Five minutes later he seemed to be lost, and looking back he could not make out the way he had come. He was entirely alone and even the occasional bird-calls seemed a part of the silence which surrounded him. When he saw two sets of initials cut into the trunk of a silver birch he reached out to them as if for reassurance. RF-GL: friends who had been this way, stood on this same spot, ten years ago. Or, more likely, lovers, welcoming the solitude of the wood.
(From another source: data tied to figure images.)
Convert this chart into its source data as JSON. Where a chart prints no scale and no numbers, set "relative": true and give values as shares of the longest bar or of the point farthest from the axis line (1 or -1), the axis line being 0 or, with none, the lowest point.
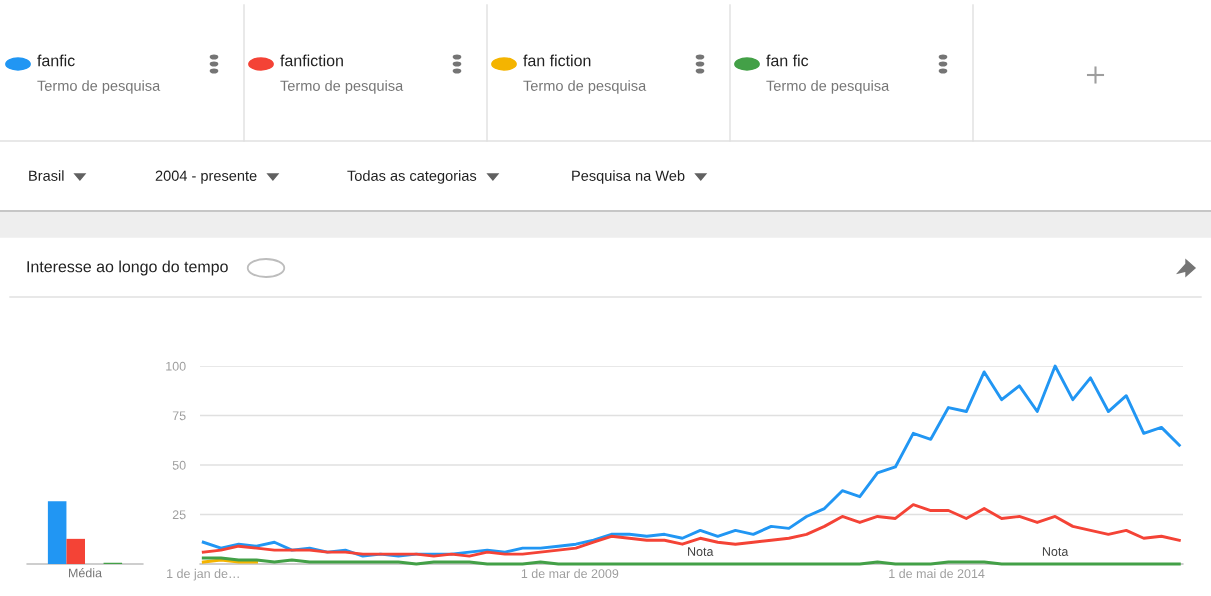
{
  "chart_data": [
    {
      "type": "bar",
      "relative": true,
      "categories": [
        "Média"
      ],
      "series": [
        {
          "color": "#2196f3",
          "values": [
            1
          ]
        },
        {
          "color": "#f44336",
          "values": [
            0.4
          ]
        },
        {
          "color": "#f4b400",
          "values": [
            null
          ]
        },
        {
          "color": "#43a047",
          "values": [
            0.02
          ]
        }
      ]
    },
    {
      "type": "line",
      "title": "Interesse ao longo do tempo",
      "legend": "top",
      "grid": "y",
      "x": [
        "2004-01",
        "2004-04",
        "2004-07",
        "2004-10",
        "2005-01",
        "2005-04",
        "2005-07",
        "2005-10",
        "2006-01",
        "2006-04",
        "2006-07",
        "2006-10",
        "2007-01",
        "2007-04",
        "2007-07",
        "2007-10",
        "2008-01",
        "2008-04",
        "2008-07",
        "2008-10",
        "2009-01",
        "2009-04",
        "2009-07",
        "2009-10",
        "2010-01",
        "2010-04",
        "2010-07",
        "2010-10",
        "2011-01",
        "2011-04",
        "2011-07",
        "2011-10",
        "2012-01",
        "2012-04",
        "2012-07",
        "2012-10",
        "2013-01",
        "2013-04",
        "2013-07",
        "2013-10",
        "2014-01",
        "2014-04",
        "2014-07",
        "2014-10",
        "2015-01",
        "2015-04",
        "2015-07",
        "2015-10",
        "2016-01",
        "2016-04",
        "2016-07",
        "2016-10",
        "2017-01",
        "2017-04",
        "2017-07",
        "2017-10"
      ],
      "series": [
        {
          "name": "fanfic",
          "color": "#2196f3",
          "values": [
            11,
            8,
            10,
            9,
            11,
            7,
            8,
            6,
            7,
            4,
            5,
            4,
            5,
            5,
            5,
            6,
            7,
            6,
            8,
            8,
            9,
            10,
            12,
            15,
            15,
            14,
            15,
            13,
            17,
            14,
            17,
            15,
            19,
            18,
            24,
            28,
            37,
            34,
            46,
            49,
            66,
            63,
            79,
            77,
            97,
            83,
            90,
            77,
            100,
            83,
            94,
            77,
            85,
            66,
            69,
            60
          ]
        },
        {
          "name": "fanfiction",
          "color": "#f44336",
          "values": [
            6,
            7,
            9,
            8,
            7,
            7,
            7,
            6,
            6,
            5,
            5,
            5,
            5,
            4,
            5,
            4,
            6,
            5,
            5,
            6,
            7,
            8,
            11,
            14,
            13,
            12,
            12,
            10,
            13,
            11,
            10,
            11,
            12,
            13,
            15,
            19,
            24,
            21,
            24,
            23,
            30,
            27,
            27,
            23,
            28,
            23,
            24,
            21,
            24,
            19,
            17,
            15,
            17,
            13,
            14,
            12
          ]
        },
        {
          "name": "fan fiction",
          "color": "#f4b400",
          "values": [
            1,
            2,
            1,
            1,
            null,
            null,
            null,
            null,
            null,
            null,
            null,
            null,
            null,
            null,
            null,
            null,
            null,
            null,
            null,
            null,
            null,
            null,
            null,
            null,
            null,
            null,
            null,
            null,
            null,
            null,
            null,
            null,
            null,
            null,
            null,
            null,
            null,
            null,
            null,
            null,
            null,
            null,
            null,
            null,
            null,
            null,
            null,
            null,
            null,
            null,
            null,
            null,
            null,
            null,
            null,
            null
          ]
        },
        {
          "name": "fan fic",
          "color": "#43a047",
          "values": [
            3,
            3,
            2,
            2,
            1,
            2,
            1,
            1,
            1,
            1,
            1,
            1,
            0,
            1,
            1,
            1,
            0,
            0,
            0,
            1,
            0,
            0,
            0,
            0,
            0,
            0,
            0,
            0,
            0,
            0,
            0,
            0,
            0,
            0,
            0,
            0,
            0,
            0,
            1,
            0,
            0,
            0,
            1,
            1,
            1,
            0,
            0,
            0,
            0,
            0,
            0,
            0,
            0,
            0,
            0,
            0
          ]
        }
      ],
      "xlim": [
        "2003-12-15",
        "2017-10-20"
      ],
      "ylim": [
        0,
        100
      ],
      "yticks": [
        25,
        50,
        75,
        100
      ],
      "xticks": [
        {
          "value": "2004-01-01",
          "label": "1 de jan de…"
        },
        {
          "value": "2009-03-01",
          "label": "1 de mar de 2009"
        },
        {
          "value": "2014-05-01",
          "label": "1 de mai de 2014"
        }
      ],
      "annotations": [
        "Termo de pesquisa",
        "Termo de pesquisa",
        "Termo de pesquisa",
        "Termo de pesquisa",
        "Brasil",
        "2004 - presente",
        "Todas as categorias",
        "Pesquisa na Web",
        {
          "text": "Nota",
          "x": "2011-01",
          "y": 0
        },
        {
          "text": "Nota",
          "x": "2016-01",
          "y": 0
        }
      ]
    }
  ]
}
Parker gazed pensively at the letters as his relaxed fingers traced their outline.

He went on, hoping for some break in the trees which would allow him to get his bearings, and came presently into an open space that turned out to be a trap of grass-covered brambles into which he blundered and entangled his legs, falling forward and slashing his hands and face before he pulled himself clear and lay flat on the ground, his heart hammering, his breath coming in short painful gasps.
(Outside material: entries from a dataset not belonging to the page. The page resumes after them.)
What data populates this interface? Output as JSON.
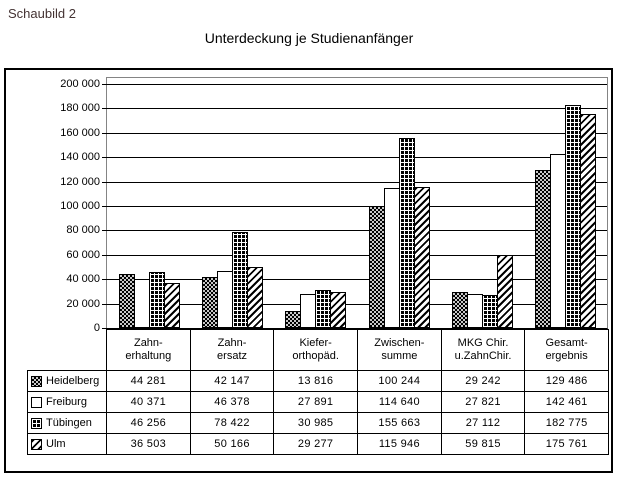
{
  "page": {
    "figure_label": "Schaubild 2",
    "chart_title": "Unterdeckung je Studienanfänger"
  },
  "colors": {
    "background": "#ffffff",
    "text": "#000000",
    "figure_label_text": "#443333",
    "frame_border": "#000000",
    "plot_border": "#848484",
    "grid_line": "#000000",
    "bar_outline": "#000000"
  },
  "chart_data": {
    "type": "bar",
    "title": "Unterdeckung je Studienanfänger",
    "categories": [
      "Zahnerhaltung",
      "Zahnersatz",
      "Kieferorthopäd.",
      "Zwischensumme",
      "MKG Chir. u.ZahnChir.",
      "Gesamtergebnis"
    ],
    "category_labels_two_line": [
      [
        "Zahn-",
        "erhaltung"
      ],
      [
        "Zahn-",
        "ersatz"
      ],
      [
        "Kiefer-",
        "orthopäd."
      ],
      [
        "Zwischen-",
        "summe"
      ],
      [
        "MKG Chir.",
        "u.ZahnChir."
      ],
      [
        "Gesamt-",
        "ergebnis"
      ]
    ],
    "series": [
      {
        "name": "Heidelberg",
        "pattern": "dots-on-black",
        "values": [
          44281,
          42147,
          13816,
          100244,
          29242,
          129486
        ]
      },
      {
        "name": "Freiburg",
        "pattern": "white",
        "values": [
          40371,
          46378,
          27891,
          114640,
          27821,
          142461
        ]
      },
      {
        "name": "Tübingen",
        "pattern": "grid-on-black",
        "values": [
          46256,
          78422,
          30985,
          155663,
          27112,
          182775
        ]
      },
      {
        "name": "Ulm",
        "pattern": "diagonal-hatch",
        "values": [
          36503,
          50166,
          29277,
          115946,
          59815,
          175761
        ]
      }
    ],
    "ylim": [
      0,
      200000
    ],
    "ytick_interval": 20000,
    "ytick_labels": [
      "0",
      "20 000",
      "40 000",
      "60 000",
      "80 000",
      "100 000",
      "120 000",
      "140 000",
      "160 000",
      "180 000",
      "200 000"
    ],
    "grid": "horizontal",
    "legend_position": "data-table-left-column",
    "number_format": "space-thousands"
  }
}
As his body relaxed he closed his eyes and slept for a time, waking with dry hard lips and a raging desire for water. He got on to his feet and clutched at a tree as the wood reeled before his eyes in a blur of sunlight and shadow. When he felt steadier he began to move down through the trees. It was rough going: he clambered down steep banks and skirted impenetrable thickets, not knowing where he was going but always heading downhill, his throat parched, his head swimming from over-exertion. He had done too much, he kept telling himself; a lot too much. He was a fool for having taken it on. His mother would—no, not his mother. He stopped abruptly in his thinking at the inescapable fact that his mother would never rebuke him again. There was no-one to rebuke him. He could do as he liked. His behaviour and his welfare were matters for himself now. He was on his own. ‘Are them shoes wet, Bernard? Changed your clothes? You're asking for pneumonia delivering orders in them wet things.' Never again. She'd always said he had a stubborn, foolhardy streak that he'd inherited from his father...
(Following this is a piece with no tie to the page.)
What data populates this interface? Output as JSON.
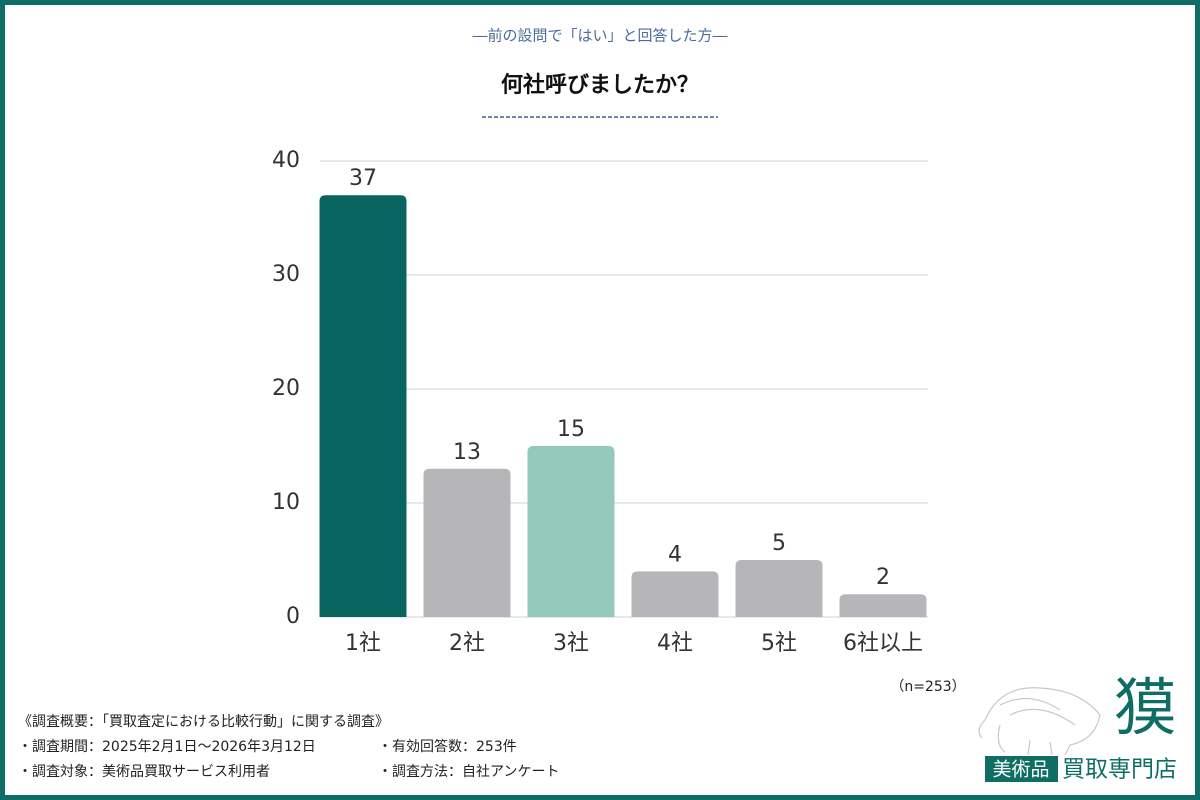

Ten minutes of downhill stumbling and scrambling brought him, almost exhausted, first to signs of tree-felling and then a vehicle-width track with the impressions of heavy tyres in the soft black earth. Now the going was easier. He caught glimpses of the river through the trees and then the glare of sunlight on the white walls of a house. The sun caught him again as he emerged from the shade of the trees and he wondered if he dare ask at the house for water. He shrank from it, but he had never known such a thirst. Still thinking of it, he went along under a tall cedarboard fence until he came to a gate. He was standing there in indecision when the woman he had watched swimming in the estuary two days before came up the lane from the direction of the shore.

Her feet were bare except for rope sandals. She wore a pale blue cotton beach-dress, tied at the waist and reaching halfway down her thighs.

Parker saw as she came nearer that her hair was damp, and he knew she had been swimming. For some reason the knowledge started small fluttering tremors of excitement in the bottom of his stomach.